Deliveroo’s independent board committee has assessed the terms of DoorDash’s acquisition offer and considers them to be fair and reasonable. The potential acquisition is subject to regulatory approval, including antitrust reviews in the EU and UK, Italian foreign direct investment clearance, and EU financial services regulation approval. However, given that DoorDash and Deliveroo do not have overlapping delivery operations, it is anticipated that the deal will face limited regulatory scrutiny.

DoorDash’s offer is declared final and will not be increased unless a competing offer emerges. The acquisition, if successful, would mark a significant consolidation in the food delivery industry, as companies strive to strengthen their market positions amid increasing competition and evolving consumer preferences. InvestingPro subscribers can access 13 additional key insights about Deliveroo, including detailed financial health metrics and valuation analysis in the comprehensive Pro Research Report.

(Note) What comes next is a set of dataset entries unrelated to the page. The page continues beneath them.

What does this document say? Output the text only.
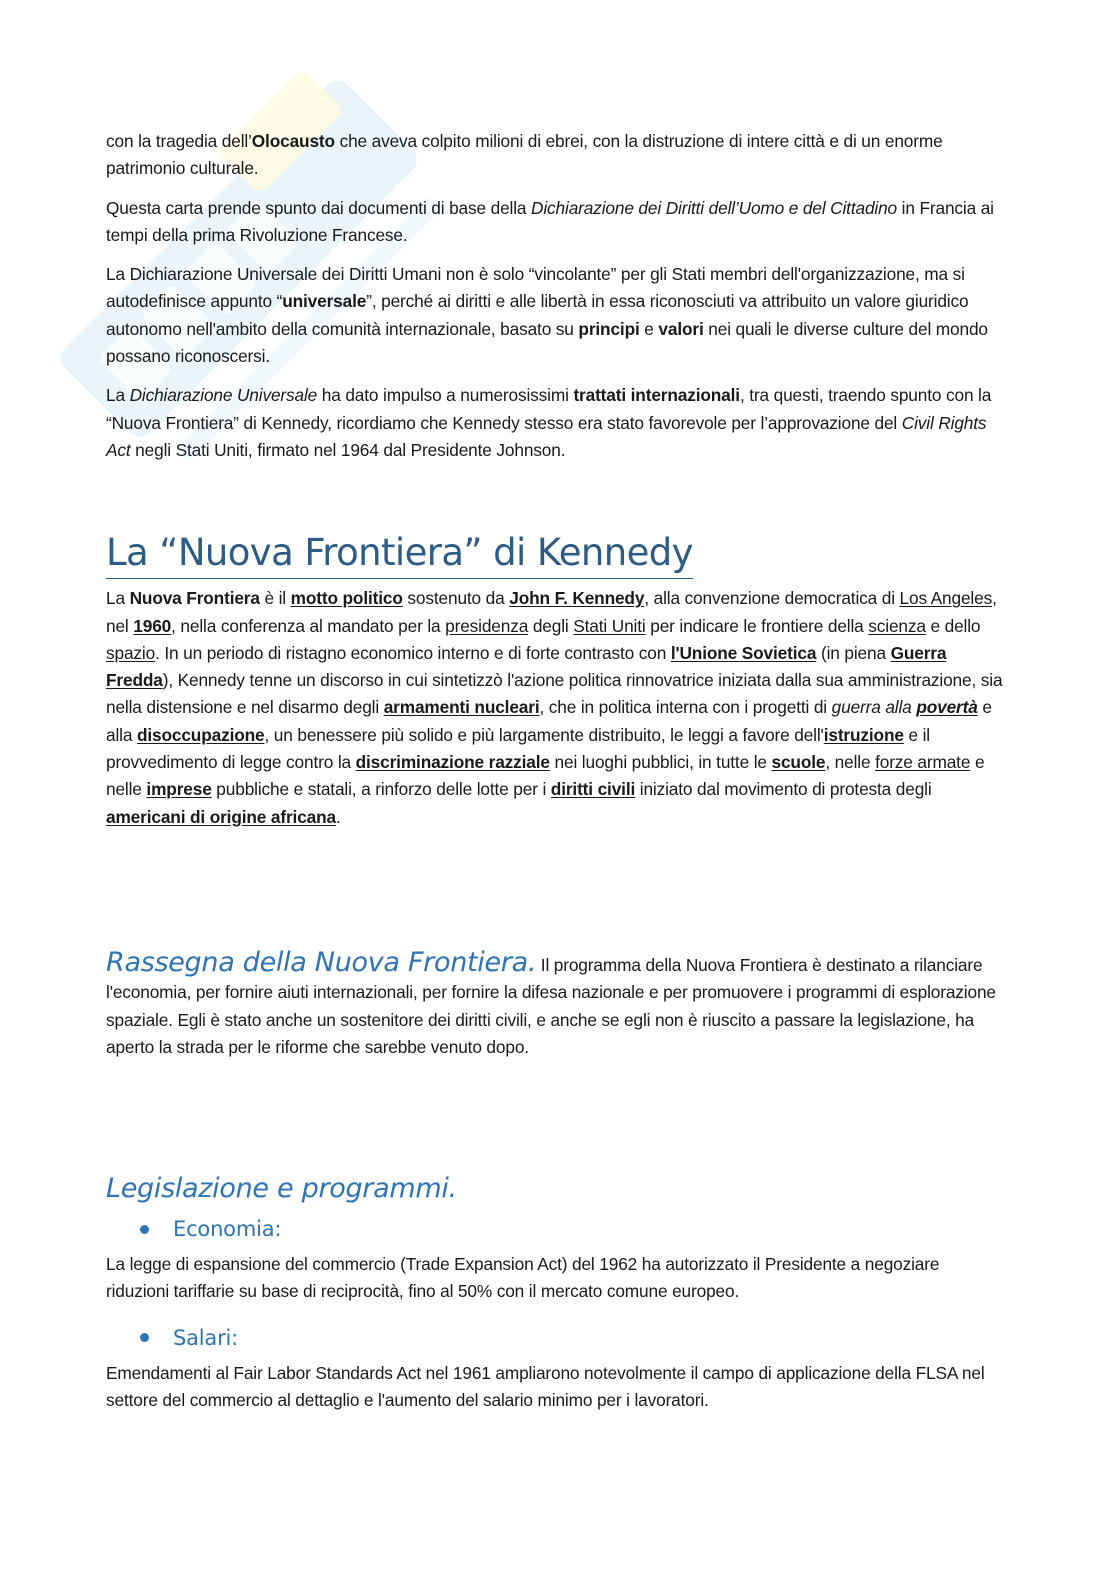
con la tragedia dell’Olocausto che aveva colpito milioni di ebrei, con la distruzione di intere città e di un enorme patrimonio culturale.

Questa carta prende spunto dai documenti di base della Dichiarazione dei Diritti dell’Uomo e del Cittadino in Francia ai tempi della prima Rivoluzione Francese.

La Dichiarazione Universale dei Diritti Umani non è solo “vincolante” per gli Stati membri dell'organizzazione, ma si autodefinisce appunto “universale”, perché ai diritti e alle libertà in essa riconosciuti va attribuito un valore giuridico autonomo nell'ambito della comunità internazionale, basato su principi e valori nei quali le diverse culture del mondo possano riconoscersi.

La Dichiarazione Universale ha dato impulso a numerosissimi trattati internazionali, tra questi, traendo spunto con la “Nuova Frontiera” di Kennedy, ricordiamo che Kennedy stesso era stato favorevole per l’approvazione del Civil Rights Act negli Stati Uniti, firmato nel 1964 dal Presidente Johnson.

La “Nuova Frontiera” di Kennedy

La Nuova Frontiera è il motto politico sostenuto da John F. Kennedy, alla convenzione democratica di Los Angeles, nel 1960, nella conferenza al mandato per la presidenza degli Stati Uniti per indicare le frontiere della scienza e dello spazio. In un periodo di ristagno economico interno e di forte contrasto con l'Unione Sovietica (in piena Guerra Fredda), Kennedy tenne un discorso in cui sintetizzò l'azione politica rinnovatrice iniziata dalla sua amministrazione, sia nella distensione e nel disarmo degli armamenti nucleari, che in politica interna con i progetti di guerra alla povertà e alla disoccupazione, un benessere più solido e più largamente distribuito, le leggi a favore dell'istruzione e il provvedimento di legge contro la discriminazione razziale nei luoghi pubblici, in tutte le scuole, nelle forze armate e nelle imprese pubbliche e statali, a rinforzo delle lotte per i diritti civili iniziato dal movimento di protesta degli americani di origine africana.

Rassegna della Nuova Frontiera. Il programma della Nuova Frontiera è destinato a rilanciare l'economia, per fornire aiuti internazionali, per fornire la difesa nazionale e per promuovere i programmi di esplorazione spaziale. Egli è stato anche un sostenitore dei diritti civili, e anche se egli non è riuscito a passare la legislazione, ha aperto la strada per le riforme che sarebbe venuto dopo.

Legislazione e programmi.
Economia:

La legge di espansione del commercio (Trade Expansion Act) del 1962 ha autorizzato il Presidente a negoziare riduzioni tariffarie su base di reciprocità, fino al 50% con il mercato comune europeo.

Salari:

Emendamenti al Fair Labor Standards Act nel 1961 ampliarono notevolmente il campo di applicazione della FLSA nel settore del commercio al dettaglio e l'aumento del salario minimo per i lavoratori.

In other recent news, Deliveroo Holdings PLC has been the focus of significant developments concerning a takeover offer by DoorDash. The acquisition proposal, valued at 180 pence per share, has prompted various analyst firms to adjust their ratings and price targets for Deliveroo. Jefferies downgraded the stock from Buy to Hold, aligning its price target with the offer at £1.80, citing the high probability of a successful acquisition. Similarly, Deutsche Bank (ETR:DBKGn) also downgraded Deliveroo to Hold, raising its price target slightly to GBP1.80, reflecting the limited upside potential under the current acquisition terms.

Kepler Cheuvreux took a more cautious stance, initiating coverage with a Reduce rating and a price target of £1.56, highlighting potential challenges and increasing competition in the food delivery sector. Meanwhile, Morgan Stanley (NYSE:MS) adjusted its rating from Overweight to Equalweight, setting a price target at GBP1.80, influenced by the premium offered by DoorDash over recent stock prices. The offer has been recommended by Deliveroo’s Independent (LON:IOG) Committee, and key shareholders have shown support for the acquisition. These developments have led to a consensus among analysts that Deliveroo’s stock is likely to trade close to the offer price, with limited growth prospects in the near term. Investors are now closely monitoring the situation as Deliveroo evaluates the proposal and considers its next steps.